Australian Website Blasted for Making Money Out of the Auschwitz Nazi Death Camp

Published May 9th, 2019 - 10:42 GMT
Photos taken from the Australia-based Redbubble website for pillows, skirts and bags bearing photos of Auschwitz. (Al Bawaba News)
Photos taken from the Australia-based Redbubble website for pillows, skirts and bags bearing photos of Auschwitz. (Al Bawaba News)

Disturbing photos of skirts, T-shirts and other products featuring photos of the Auschwitz concentration camp in Poland have been circulating the internet provoking a public outcry in the world.
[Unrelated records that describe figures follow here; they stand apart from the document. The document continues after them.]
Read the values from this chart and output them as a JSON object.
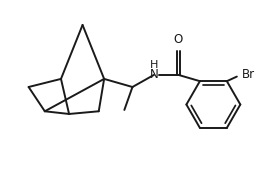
{
  "background_color": "#ffffff",
  "line_color": "#1a1a1a",
  "line_width": 1.4,
  "label_fontsize": 8.5,
  "figsize": [
    2.73,
    1.74
  ],
  "dpi": 100,
  "xlim": [
    0,
    10
  ],
  "ylim": [
    0,
    6.4
  ]
}
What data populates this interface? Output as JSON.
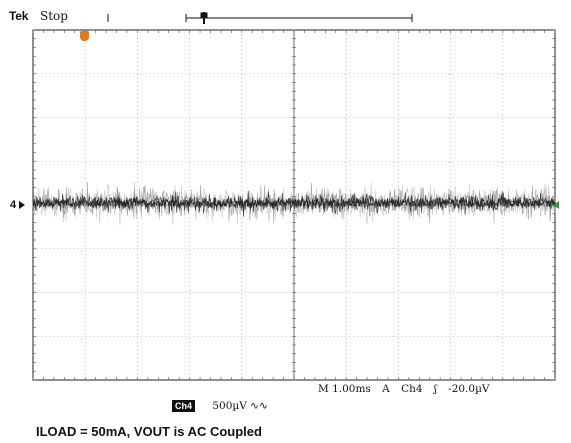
{
  "header": {
    "brand": "Tek",
    "status": "Stop"
  },
  "markers": {
    "trigger_position": "T",
    "channel_reference": "4",
    "trigger_marker_color": "#2f9a3a",
    "trigger_position_color": "#e07a18"
  },
  "readouts": {
    "timebase": "M 1.00ms",
    "trigger_mode": "A",
    "trigger_source": "Ch4",
    "trigger_slope_icon": "rising-edge-icon",
    "trigger_slope_glyph": "ʃ",
    "trigger_level": "-20.0µV",
    "channel_label": "Ch4",
    "channel_scale": "500µV",
    "channel_coupling_glyph": "∿∿"
  },
  "caption": "ILOAD = 50mA, VOUT is AC Coupled",
  "display": {
    "grid_divisions_x": 10,
    "grid_divisions_y": 8,
    "trace_color": "#303030"
  }
}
The images went viral after the Memorial and Museum of Auschwitz-Birkenau, the former Nazi German death camp in Poland, went to Twitter to protest an online vending site selling miniskirts, T-shirts, pillows and other products bearing photos from the camp, where more than a million people were killed in World War II.

They addressed the online vending website saying offering such products with photos of a place of enormous human tragedy where over 1.1 million people were murdered is “disturbing and disrespectful”.

The items emerged on sale in the Australia-based Redbubble vending site, that allows artists to create their designs and sell them directly to the public.

In the photos, a mini-skirt appeared featuring a chimney while pillows showed train tracks that led people to their deaths. One bag showed an image of an electric fence with the words ‘Attention!, High voltage! Risk of death!’ written in German across it.

However, it faced massive backlash and controversy for allowing such products to go on sale on the website pages.

Redbubble were also criticized for their choice of artists to sell products on the platform.

In response, the Australian website went to the media to confirm they are taking actions to remove the products that go against their guidelines.

Meanwhile, the museum’s official Twitter account went to tweet again that some of the items that bear the  Auschwitz were removed from the website.

Auschwitz was built by Nazi German in then-Occupied Poland where mostly Jews, Poles, Gypsies, and Russians were killed. The memorial and museum has been there for years to make sure those victims will be remembered and respected.